とある集まりで、みんなが書きためた作品を発表する場として作りました。

ウサギとカメ (ラ行抜き)

 昔々、辺境の地にウサギが一羽住んでいました。ウサギにはカメの旦那がいて、いつもウサギは川に魚を捕まえにカメは家で家事をしていました。最近ちょっと有名な主夫です。以前はカメが魚を捕まえていましたが、年を重ねたことで腕のパワーが低下し、川に落ちてしまうことが多くなってしまったので、仕方なくウサギが魚を捕まえていました。彼女は耳の聞こえが非常に良く、脚のバネもあったので、旦那を越す程、魚をたくさん捕まえました。カメはこの生活に満足していました。
「ねえ、あなた。こんなド田舎じゃなくて、もっと街に近い場所に引っ越しません?」
 某月某日、ウサギは思いつめた顔でカメに言いました。
「どうしてだい?」
 カメは不思議そうに言います。ずっと昔から住んでいた地をカメは手放したくなかったのです。ウサギは言います。
「だって都会の方が良いじゃない。あなたは主夫なんてせずにもっといい仕事に就職可能だと思うし、きっと私だって他の仕事に就職可能よ。私はもっと良い生活をしたいの! 旅だってしたいし、友達と食事にもいきたいの! あなたの背中の重石のせいで人生を楽しめないなんていやよ!」
 そう叫んだウサギはふうと息を吐く。

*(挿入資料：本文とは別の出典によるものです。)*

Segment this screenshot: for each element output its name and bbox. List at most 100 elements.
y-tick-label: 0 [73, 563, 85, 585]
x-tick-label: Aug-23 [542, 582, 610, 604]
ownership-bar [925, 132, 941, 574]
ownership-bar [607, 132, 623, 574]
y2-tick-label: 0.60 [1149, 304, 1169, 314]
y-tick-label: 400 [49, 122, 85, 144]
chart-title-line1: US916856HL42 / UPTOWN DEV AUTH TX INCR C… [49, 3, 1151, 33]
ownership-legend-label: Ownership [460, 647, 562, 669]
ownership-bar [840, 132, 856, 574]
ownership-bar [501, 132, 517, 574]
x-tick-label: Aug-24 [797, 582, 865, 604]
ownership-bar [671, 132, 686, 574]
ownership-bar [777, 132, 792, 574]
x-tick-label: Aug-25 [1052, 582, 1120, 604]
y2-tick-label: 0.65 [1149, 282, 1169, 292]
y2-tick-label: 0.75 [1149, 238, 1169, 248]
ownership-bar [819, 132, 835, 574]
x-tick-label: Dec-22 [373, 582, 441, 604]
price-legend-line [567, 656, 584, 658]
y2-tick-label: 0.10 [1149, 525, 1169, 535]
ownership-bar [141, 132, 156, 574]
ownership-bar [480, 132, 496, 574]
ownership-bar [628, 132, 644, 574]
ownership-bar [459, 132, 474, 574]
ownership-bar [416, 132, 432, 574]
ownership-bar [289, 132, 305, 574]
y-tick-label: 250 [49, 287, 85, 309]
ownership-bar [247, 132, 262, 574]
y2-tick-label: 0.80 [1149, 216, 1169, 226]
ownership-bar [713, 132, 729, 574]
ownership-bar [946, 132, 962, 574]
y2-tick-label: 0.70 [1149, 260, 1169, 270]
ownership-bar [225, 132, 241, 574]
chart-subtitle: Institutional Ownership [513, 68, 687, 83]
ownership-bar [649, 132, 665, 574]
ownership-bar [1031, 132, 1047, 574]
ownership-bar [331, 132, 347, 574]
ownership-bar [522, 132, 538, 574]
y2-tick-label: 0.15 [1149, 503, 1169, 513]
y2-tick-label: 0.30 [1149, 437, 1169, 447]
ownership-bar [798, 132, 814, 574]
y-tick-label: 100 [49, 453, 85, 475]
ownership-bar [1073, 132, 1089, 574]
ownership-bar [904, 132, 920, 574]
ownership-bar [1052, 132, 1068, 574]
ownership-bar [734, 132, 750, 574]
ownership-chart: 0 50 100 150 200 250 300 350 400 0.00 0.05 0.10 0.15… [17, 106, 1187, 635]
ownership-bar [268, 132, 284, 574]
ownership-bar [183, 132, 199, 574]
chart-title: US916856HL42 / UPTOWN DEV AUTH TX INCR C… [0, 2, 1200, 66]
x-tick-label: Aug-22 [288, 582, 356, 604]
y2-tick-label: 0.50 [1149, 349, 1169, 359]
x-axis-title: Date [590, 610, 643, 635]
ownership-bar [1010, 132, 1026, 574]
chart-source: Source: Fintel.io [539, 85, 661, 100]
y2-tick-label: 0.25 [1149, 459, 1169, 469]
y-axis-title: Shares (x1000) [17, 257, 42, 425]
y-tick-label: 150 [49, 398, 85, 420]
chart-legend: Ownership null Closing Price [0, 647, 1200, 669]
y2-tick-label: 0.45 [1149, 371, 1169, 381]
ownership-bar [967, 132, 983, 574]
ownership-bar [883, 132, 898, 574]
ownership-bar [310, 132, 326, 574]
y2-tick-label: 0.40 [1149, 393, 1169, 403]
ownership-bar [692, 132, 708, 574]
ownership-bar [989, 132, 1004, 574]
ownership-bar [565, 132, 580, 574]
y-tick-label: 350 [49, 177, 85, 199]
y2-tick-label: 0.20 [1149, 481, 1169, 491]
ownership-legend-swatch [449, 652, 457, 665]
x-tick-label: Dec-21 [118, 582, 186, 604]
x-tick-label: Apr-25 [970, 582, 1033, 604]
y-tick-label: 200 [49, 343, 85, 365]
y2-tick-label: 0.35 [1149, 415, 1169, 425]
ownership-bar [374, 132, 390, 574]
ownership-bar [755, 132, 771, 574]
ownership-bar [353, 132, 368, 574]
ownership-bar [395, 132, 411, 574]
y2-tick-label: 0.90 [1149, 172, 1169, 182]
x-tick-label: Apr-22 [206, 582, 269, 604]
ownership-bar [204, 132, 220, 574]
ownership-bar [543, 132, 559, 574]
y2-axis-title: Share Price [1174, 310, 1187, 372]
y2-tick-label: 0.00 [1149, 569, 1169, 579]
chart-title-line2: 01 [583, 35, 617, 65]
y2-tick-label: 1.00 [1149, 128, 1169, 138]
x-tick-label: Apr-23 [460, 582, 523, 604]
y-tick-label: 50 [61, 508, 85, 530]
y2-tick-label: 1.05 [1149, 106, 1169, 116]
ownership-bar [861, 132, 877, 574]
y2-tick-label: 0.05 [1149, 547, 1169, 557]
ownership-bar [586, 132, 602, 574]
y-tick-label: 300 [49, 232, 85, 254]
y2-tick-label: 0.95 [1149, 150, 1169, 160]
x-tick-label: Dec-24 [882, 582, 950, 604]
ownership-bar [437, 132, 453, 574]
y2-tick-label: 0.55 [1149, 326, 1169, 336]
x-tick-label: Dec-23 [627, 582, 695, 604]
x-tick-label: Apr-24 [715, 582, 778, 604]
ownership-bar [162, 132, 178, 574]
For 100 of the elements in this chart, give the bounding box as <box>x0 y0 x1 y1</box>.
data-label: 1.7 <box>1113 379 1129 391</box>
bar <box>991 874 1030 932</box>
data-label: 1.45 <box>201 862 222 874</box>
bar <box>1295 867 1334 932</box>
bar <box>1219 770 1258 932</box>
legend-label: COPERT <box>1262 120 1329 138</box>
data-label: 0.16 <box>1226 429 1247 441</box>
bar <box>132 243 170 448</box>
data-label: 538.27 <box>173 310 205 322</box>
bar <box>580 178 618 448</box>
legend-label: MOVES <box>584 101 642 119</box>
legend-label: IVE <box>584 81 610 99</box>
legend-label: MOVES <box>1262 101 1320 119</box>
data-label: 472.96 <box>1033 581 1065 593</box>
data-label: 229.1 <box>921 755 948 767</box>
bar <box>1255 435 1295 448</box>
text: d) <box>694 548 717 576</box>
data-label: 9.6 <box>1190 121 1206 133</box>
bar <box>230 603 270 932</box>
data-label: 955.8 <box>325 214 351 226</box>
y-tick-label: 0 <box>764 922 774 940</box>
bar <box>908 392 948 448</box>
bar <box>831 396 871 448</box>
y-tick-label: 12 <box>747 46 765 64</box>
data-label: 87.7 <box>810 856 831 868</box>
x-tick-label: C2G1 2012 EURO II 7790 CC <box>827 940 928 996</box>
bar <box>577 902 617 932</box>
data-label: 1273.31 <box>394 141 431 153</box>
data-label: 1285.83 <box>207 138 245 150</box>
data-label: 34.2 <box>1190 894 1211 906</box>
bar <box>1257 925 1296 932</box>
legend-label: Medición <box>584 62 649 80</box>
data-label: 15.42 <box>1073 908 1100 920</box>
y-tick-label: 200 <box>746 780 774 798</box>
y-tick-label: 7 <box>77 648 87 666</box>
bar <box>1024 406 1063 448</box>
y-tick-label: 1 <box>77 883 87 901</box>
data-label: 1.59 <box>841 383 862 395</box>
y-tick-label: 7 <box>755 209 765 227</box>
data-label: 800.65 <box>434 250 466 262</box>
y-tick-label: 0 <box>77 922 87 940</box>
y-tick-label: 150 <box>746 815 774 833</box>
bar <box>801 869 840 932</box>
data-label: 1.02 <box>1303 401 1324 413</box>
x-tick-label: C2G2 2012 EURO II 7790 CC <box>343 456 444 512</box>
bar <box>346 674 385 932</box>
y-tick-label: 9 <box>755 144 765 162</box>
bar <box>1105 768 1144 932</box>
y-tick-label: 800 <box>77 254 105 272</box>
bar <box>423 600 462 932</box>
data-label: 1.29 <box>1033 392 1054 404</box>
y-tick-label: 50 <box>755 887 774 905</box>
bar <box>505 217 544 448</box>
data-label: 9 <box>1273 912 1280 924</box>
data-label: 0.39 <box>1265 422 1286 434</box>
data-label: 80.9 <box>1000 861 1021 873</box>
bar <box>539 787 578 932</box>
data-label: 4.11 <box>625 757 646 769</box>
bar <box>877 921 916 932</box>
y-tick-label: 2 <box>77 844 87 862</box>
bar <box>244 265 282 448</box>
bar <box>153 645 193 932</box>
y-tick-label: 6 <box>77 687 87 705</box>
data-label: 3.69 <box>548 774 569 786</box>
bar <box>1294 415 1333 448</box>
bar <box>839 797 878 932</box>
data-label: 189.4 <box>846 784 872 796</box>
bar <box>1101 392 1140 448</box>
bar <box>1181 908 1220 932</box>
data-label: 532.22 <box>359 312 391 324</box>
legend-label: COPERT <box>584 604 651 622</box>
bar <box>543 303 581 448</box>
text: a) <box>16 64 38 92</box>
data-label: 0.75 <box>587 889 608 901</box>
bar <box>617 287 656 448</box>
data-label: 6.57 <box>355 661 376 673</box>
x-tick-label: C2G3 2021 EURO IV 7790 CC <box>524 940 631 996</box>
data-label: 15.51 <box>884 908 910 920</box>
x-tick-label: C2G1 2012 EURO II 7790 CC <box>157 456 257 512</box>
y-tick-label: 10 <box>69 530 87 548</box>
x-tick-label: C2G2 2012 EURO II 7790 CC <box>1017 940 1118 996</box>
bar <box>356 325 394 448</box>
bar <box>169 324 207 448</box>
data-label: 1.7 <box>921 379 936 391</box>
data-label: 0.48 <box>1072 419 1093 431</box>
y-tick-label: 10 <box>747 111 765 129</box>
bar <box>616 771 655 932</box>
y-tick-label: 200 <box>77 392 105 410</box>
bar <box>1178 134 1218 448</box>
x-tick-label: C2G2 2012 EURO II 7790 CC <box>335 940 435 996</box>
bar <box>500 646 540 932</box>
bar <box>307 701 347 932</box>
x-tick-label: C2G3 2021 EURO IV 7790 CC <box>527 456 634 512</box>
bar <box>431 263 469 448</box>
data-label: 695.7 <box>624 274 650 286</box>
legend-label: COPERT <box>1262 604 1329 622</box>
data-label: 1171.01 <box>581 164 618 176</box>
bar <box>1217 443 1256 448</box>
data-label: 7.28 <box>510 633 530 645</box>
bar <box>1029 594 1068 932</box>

カメは茫然自失だ。妻がそんなことを考えていたとは思いもしなかった。カメはしばし考えた。彼女はその間、何も言わなかった。そのことがかえってカメは気になった。もっと、田舎はダメだと泣いて懇願して欲しかった。カメは無言で妻に追及されたようだった。カメは故郷を捨て、妻と街へ出て行くことを決意した。

―三年後―

街には仕事がたくさんあったが困難もたくさんあった。夫婦は今まで以上に結束した。

ウサギはいつも笑顔で印刷会社から帰宅するカメを出迎えた。